Potrebbero, in tale prospettiva, prevedersi termini generali, validi per tutte le procedure connesse al medesimo decreto di nomina, a seguito dall'iniziativa ufficiosa del C.S.M. - da assumersi tempestivamente in osservanza della circolare vigente - per la presentazione dell'autorelazione e dei documenti da parte del magistrato interessato, per la raccolta dei documenti e la redazione del rapporto del Capo dell'Ufficio e per il parere del Consiglio giudiziario, con la incentivazione dell'utilizzo di schemi succinti di motivazione e modalità espressive standardizzate ed uniformi. Il Consiglio da parte sua dovrebbe garantire la trattazione altrettanto tempestiva e concentrata di tutte le pratiche conducendole a definizione in tempi circoscritti.

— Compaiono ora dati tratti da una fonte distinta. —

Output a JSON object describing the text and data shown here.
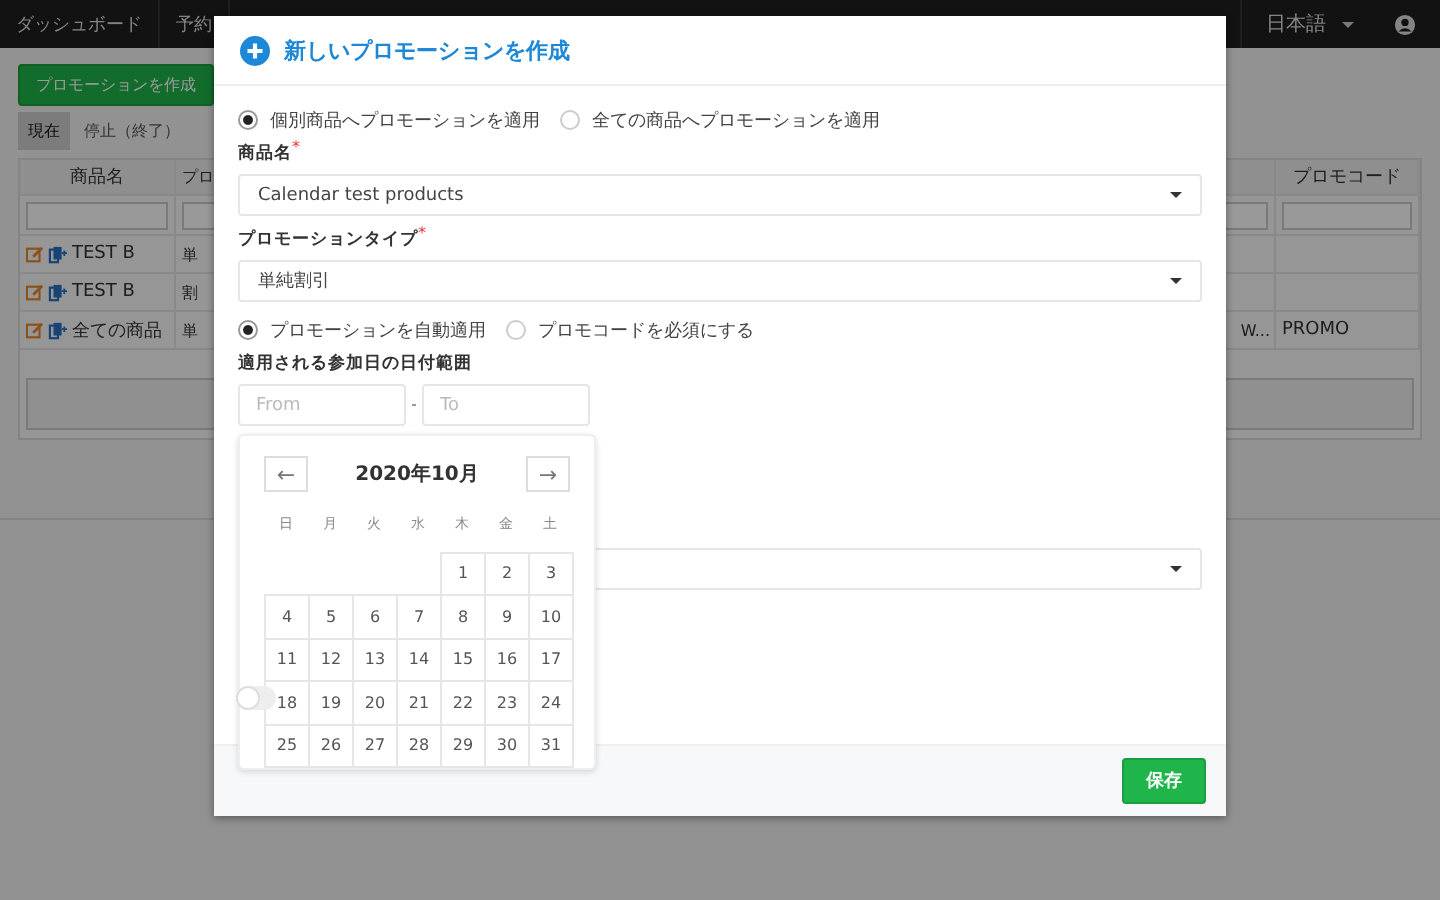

Da tale schema procedimentale potrebbero essere escluse le procedure nel corso delle quali, a qualsiasi livello, emergano elementi di criticità tali da consigliare una maggiore ponderazione ovvero approfondimenti istruttori, come nel caso in cui sia richiesta o condotta un'istruttoria orale, con eventuale audizione dell'interessato ovvero siano in corso procedimenti disciplinari o penali nei confronti del magistrato interessato.

Al fine di procedere alla individuazione ed adozione delle soluzioni organizzative idonee ad assolvere agli scopi sopra indicati il Consiglio ritiene opportuno investire la competente commissione in sede referente.

Sulla scorta delle suesposte considerazioni, il Consiglio delibera

- di stabilire che il requisito del conseguimento della valutazione di professionalità richiesta nell'ambito di procedure di tramutamento di magistrati possa ravvisarsi esclusivamente a seguito della positiva definizione della procedura di riconoscimento formale della valutazione di professionalità;

- di demandare alla Quarta commissione la individuazione di soluzioni organizzative finalizzate a determinare una contemporanea o almeno ravvicinata definizione delle procedure di valutazione della professionalità per tutti i magistrati nominati con il medesimo decreto ministeriale.”